Wenn es Weihnachten nicht gäbe...

Bonifatiuswerk setzt auf den heiligen Nikolaus

Den Weihnachtsschmuck rausholen, das Festessen planen, Geschenke besorgen - all das gehört zu Weihnachten. Selbst wer sich dem verweigert und Weihnachten vielleicht im Ausland am Strand verbringt: Es ist kaum möglich, der Weihnachtsstimmung, die sich überall breit macht, zu entfliehen. Doch was wäre, wenn es Weihnachten gar nicht gäbe? Was würde uns fehlen? Und wie sehen das die Kirchen, die das Fest schließlich "erfunden" haben? Das Bonifatiuswerk streitet heute für eine "Weihnachtsmannfreie Zone".

Sie betreiben eine Art von Markenschutz. Allerdings nicht für Waren und Dienstleistungen, sondern für einen Heiligen. Seit elf Jahren kämpft das in Paderborn ansässige Bonifatiuswerk der deutschen Katholiken mit der Aktion "weihnachtsmannfreie Zone" für den "echten" heiligen Nikolaus.

Anti-Weihnachtsmann-Plakat des Bonifatius-Werks
Plakat zur "Weihnachtsmannfreien Zone"

Das Symbol für dieses Engagement ist der Schokoladennikolaus mit Mitra und Bischofsstab. Er hat sich mittlerweile zu einem echten Verkaufsschlager entwickelt: Mehr als 70.000 Stück wurden in diesem Jahr schon verkauft. "Wir sind ausverkauft", zog das Bonifatiuswerk am Mittwoch eine Erfolgsbilanz.

Vorfahrt für den Nikolaus

"Nikolaus und Weihnachtsmann zu unterscheiden, fällt Kindern zunehmend schwerer, zu sehr ist der Weihnachtsmann mit Bommelmütze und rotem Bademantel in den Medien und auf der Straße präsent", sagt die Sängerin Maite Kelly, die sich für die Aktion seit fünf Jahren engagiert und gerade in München eine "weihnachtsmannfreie Zone" ausgerufen hat. "Der Nikolaus trägt eben Bischofsstab und Mitra und ist mit seinen Legenden ein unschätzbar wertvolles Glaubensvorbild für die Kleinsten", begründet Kelly ihr Ziel, dem Weihnachtsmann die "Rote Karte" zu zeigen. "Der Nikolaus symbolisiert die Nächstenliebe.Und vor allem ist er, anders als der Weihnachtsmann, keine Erfindung."

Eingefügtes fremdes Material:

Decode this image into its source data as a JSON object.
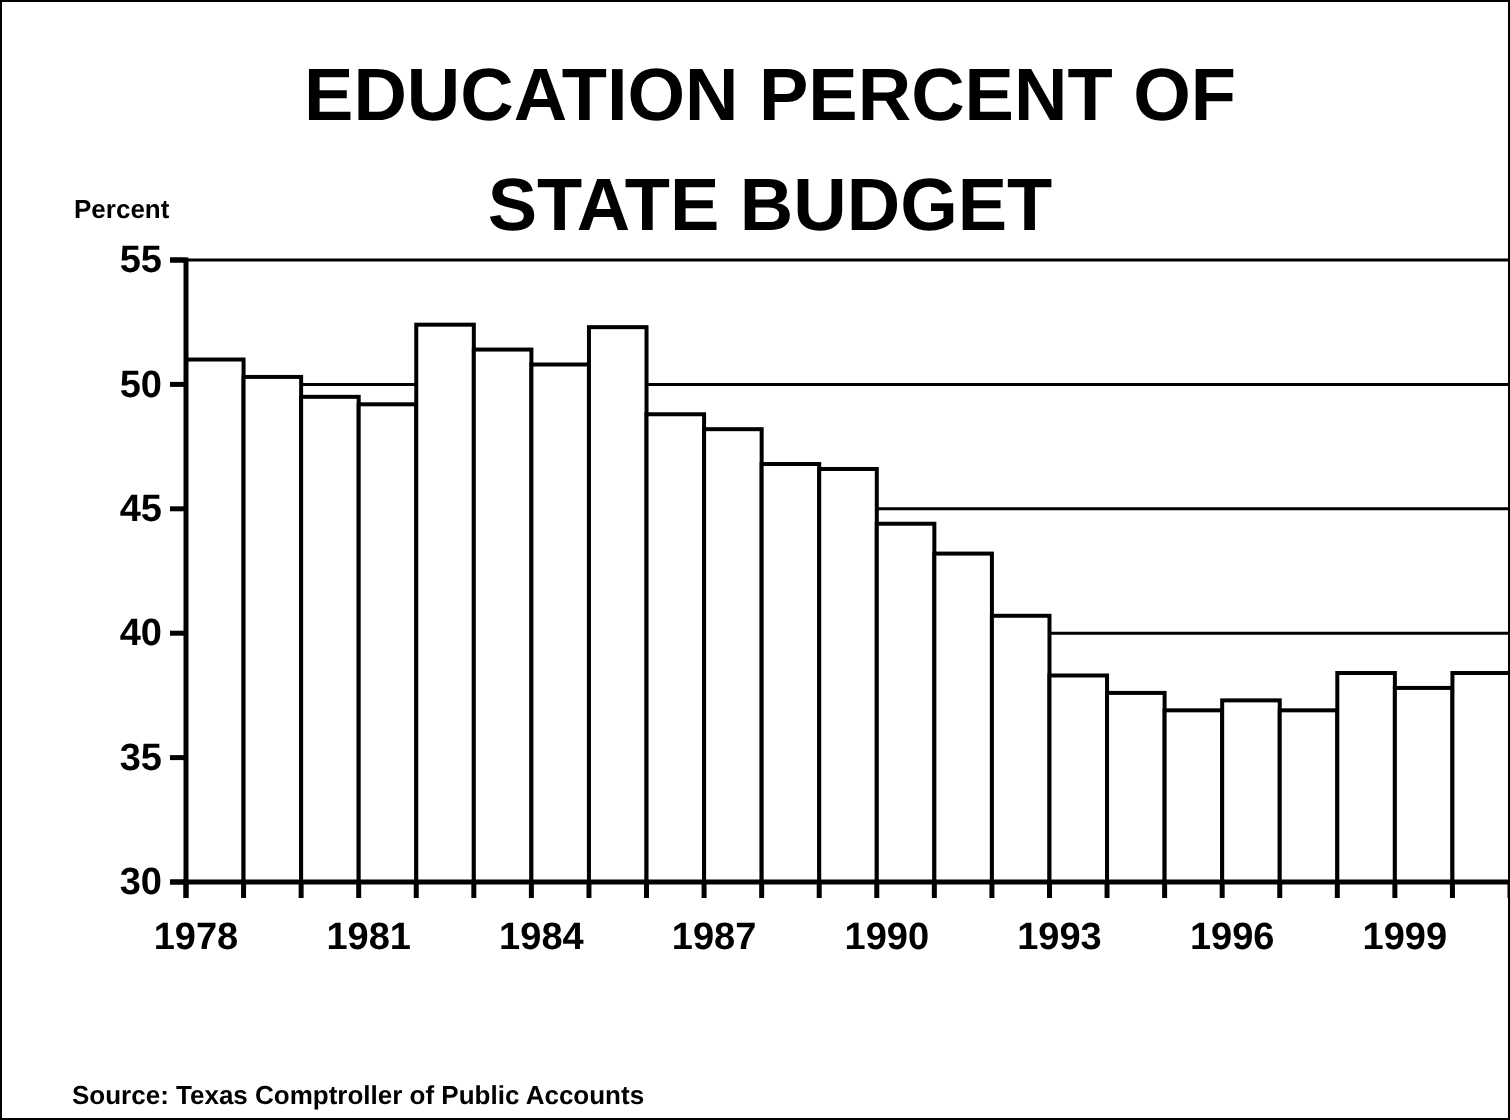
{
  "chart_data": {
    "type": "bar",
    "title": "EDUCATION PERCENT OF STATE BUDGET",
    "ylabel": "Percent",
    "categories": [
      "1978",
      null,
      null,
      "1981",
      null,
      null,
      "1984",
      null,
      null,
      "1987",
      null,
      null,
      "1990",
      null,
      null,
      "1993",
      null,
      null,
      "1996",
      null,
      null,
      "1999",
      null
    ],
    "values": [
      51.0,
      50.3,
      49.5,
      49.2,
      52.4,
      51.4,
      50.8,
      52.3,
      48.8,
      48.2,
      46.8,
      46.6,
      44.4,
      43.2,
      40.7,
      38.3,
      37.6,
      36.9,
      37.3,
      36.9,
      38.4,
      37.8,
      38.4
    ],
    "color": "#ffffff",
    "ylim": [
      30,
      55
    ],
    "yticks": [
      30,
      35,
      40,
      45,
      50,
      55
    ],
    "grid": "y",
    "annotations": [
      "Source: Texas Comptroller of Public Accounts"
    ]
  }
}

Der Generalsekretär des Bonifatiuswerks, Georg Austen, zieht eine positive Bilanz der Aktion: Es sei gelungen, den heiligen Nikolaus als Freund der Kinder und Helfer von Menschen in Not wieder mehr ins Bewusstsein zu bringen. "Trotzdem dürfen wir nicht nachlassen." Im Gegensatz zum Weihnachtsmann verkörpere Nikolaus christliche Werte, die für die Gesellschaft grundlegende Bedeutung hätten, darunter Uneigennützigkeit, Nächstenliebe und selbstloses Handeln.

Spektakel und Spekulatius

Für diesen Markenschutz hat sich das Bonifatiuswerk einiges einfallen lassen: In Paderborn präsentiert die Organisation am 6. Dezember den weltgrößten Nikolaus-Spekulatius. Kirchengemeinden und Schulen verkaufen auf Adventsmärkten die Nikoläuse mit Mitra und Bischofsstab aus fair gehandelter Schokolade. Ortschaften erklären sich oder ihre Adventsmärkte für weihnachtsmannfrei. Jugendverbände setzen sich mit Aktionen wie "Vorfahrt für den Nikolaus" oder "Den Weihnachtsmann gibt's nicht" für den Heiligen ein.

Das Bonifatiuswerk ist mit einem Anliegen nicht allein: Auch der Malteser Hilfsdienst engagiert sich seit 16 Jahren unter dem Signet des beliebten Heiligen. Jeweils um den Nikolaustag besuchen ehrenamtliche Helfer alte und arme Menschen sowie Kinder und beschenken sie. In diesem Jahr beteiligen sich rund 2.500 ehrenamtliche Malteser in 100 Städten, um 50.000 Hilfebedürftige zu erreichen.